Kalligrăphie

[246] Kalligrăphie (v. gr.), 1) Schönschreiben; Gesetze: möglichste Einfachheit, indem alle Züge vermieden werden müssen, welche nicht nothwendig zur Bildung des Buchstaben gehören; größte Deutlichkeit durch gehörige Ausführung der jedem Buchstaben zukommenden Form; richtiges Größenverhältniß der Buchstaben unter einander, sowie eine gleiche Lage derselben.

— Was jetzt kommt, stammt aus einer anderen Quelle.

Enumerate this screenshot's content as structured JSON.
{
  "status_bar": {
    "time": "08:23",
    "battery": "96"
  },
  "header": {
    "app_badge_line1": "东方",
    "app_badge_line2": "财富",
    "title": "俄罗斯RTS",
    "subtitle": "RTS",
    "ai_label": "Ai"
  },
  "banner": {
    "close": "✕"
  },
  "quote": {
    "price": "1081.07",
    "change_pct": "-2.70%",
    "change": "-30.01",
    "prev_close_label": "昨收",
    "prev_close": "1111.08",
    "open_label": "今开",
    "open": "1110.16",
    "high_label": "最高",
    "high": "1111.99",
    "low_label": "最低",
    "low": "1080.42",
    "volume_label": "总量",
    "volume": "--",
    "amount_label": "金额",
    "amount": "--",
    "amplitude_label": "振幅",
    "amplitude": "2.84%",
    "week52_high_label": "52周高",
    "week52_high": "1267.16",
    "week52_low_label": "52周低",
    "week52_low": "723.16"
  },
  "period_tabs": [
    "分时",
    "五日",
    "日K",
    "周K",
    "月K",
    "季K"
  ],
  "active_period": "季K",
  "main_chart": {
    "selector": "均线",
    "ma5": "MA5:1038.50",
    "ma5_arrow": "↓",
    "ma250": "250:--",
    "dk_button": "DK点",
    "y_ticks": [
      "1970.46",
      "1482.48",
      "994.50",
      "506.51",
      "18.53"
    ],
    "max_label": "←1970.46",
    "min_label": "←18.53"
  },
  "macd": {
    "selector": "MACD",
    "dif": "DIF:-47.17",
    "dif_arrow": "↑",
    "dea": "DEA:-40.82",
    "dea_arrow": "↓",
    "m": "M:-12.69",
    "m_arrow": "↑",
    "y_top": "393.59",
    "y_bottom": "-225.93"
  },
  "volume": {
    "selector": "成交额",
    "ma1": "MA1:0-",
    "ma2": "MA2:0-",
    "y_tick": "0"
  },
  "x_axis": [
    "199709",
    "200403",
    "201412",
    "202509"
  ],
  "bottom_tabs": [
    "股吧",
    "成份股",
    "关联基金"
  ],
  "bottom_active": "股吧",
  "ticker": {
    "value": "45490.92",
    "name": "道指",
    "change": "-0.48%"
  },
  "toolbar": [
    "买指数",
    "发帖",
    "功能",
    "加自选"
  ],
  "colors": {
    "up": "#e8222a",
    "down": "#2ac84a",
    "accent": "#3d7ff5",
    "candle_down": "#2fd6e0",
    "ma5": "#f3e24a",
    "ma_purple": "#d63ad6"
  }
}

Dieses richtige Verhältniß scheint für die deutsche Currentschrift getroffen zu sein, wenn der lange Buchstabe die fünffache, der halblange aber die dreifache Höhe des Grundstrichs[246] hat. Die deutsche Currentschrift zerfällt in folgende vier Arten: a) die geradstehende Kanlzei-Current (Sächsische Kanzleischrift, Dresdner Ductus) fest, kräftig u. leicht lesbar; Vorschriften von Roßberg, Bergmann u. Kübler; b) die schräge Kanzlei-Current (moderner Sächsischer [Dresdner] Ductus), etwas leichter u. schwächer; Vorschriften von Hegewald u. Zumpe; c) die eckig flüchtige Current, flüchtiger u. schwächer als die beiden vorigen, aber kräftiger u. schärfer als die Kaufmannsschrift, zu welcher sie den Ubergang bildet; Vorschriften von Beck, Dufft, Schütt u. Stubba; d) die kaufmännische Current, durch Leichtigkeit, Elasticität u. Schärfe ausgezeichnet; Vorschriften von Brückner, Hennig u. Mädler. In Frankreich entspricht denselben die Ecriture ronde, bâtarde, coulée u. expedice (Vorschriften von Bertrand, Bourgoin, Huet de Tostes u. Rossignol), u. in England: The large text, round text, current hand u. running hand (Vorschriften von Butterworth, Belch, Langford, Perkins, Tomkins u. Wheateroft). Schon die Lehrer der Alten übten in ihrem Elementarunterricht die K., s. Hypogrammen. Vgl. Payer's Systematische Anleitung zur K., Wien 1840; Zschille's Elementarschreibschule, Lpz. 1845. 2) Unter den späteren römischen Kaisern u. im Mittelalter die Kunst der Kalligraphen, welche die von Geschwindschreibern (Notarien) geschriebenen Bücher mundirten. Vornehmlich zeichneten sie sich durch Zierrathen in den Anfangsbuchstaben, den ersten Zeilen u. den Einlassungen, bes. der ersten Seite, aus; s. Briefmaler.

Quelle:
Pierer's Universal-Lexikon, Band 9. Altenburg 1860, S. 246-247.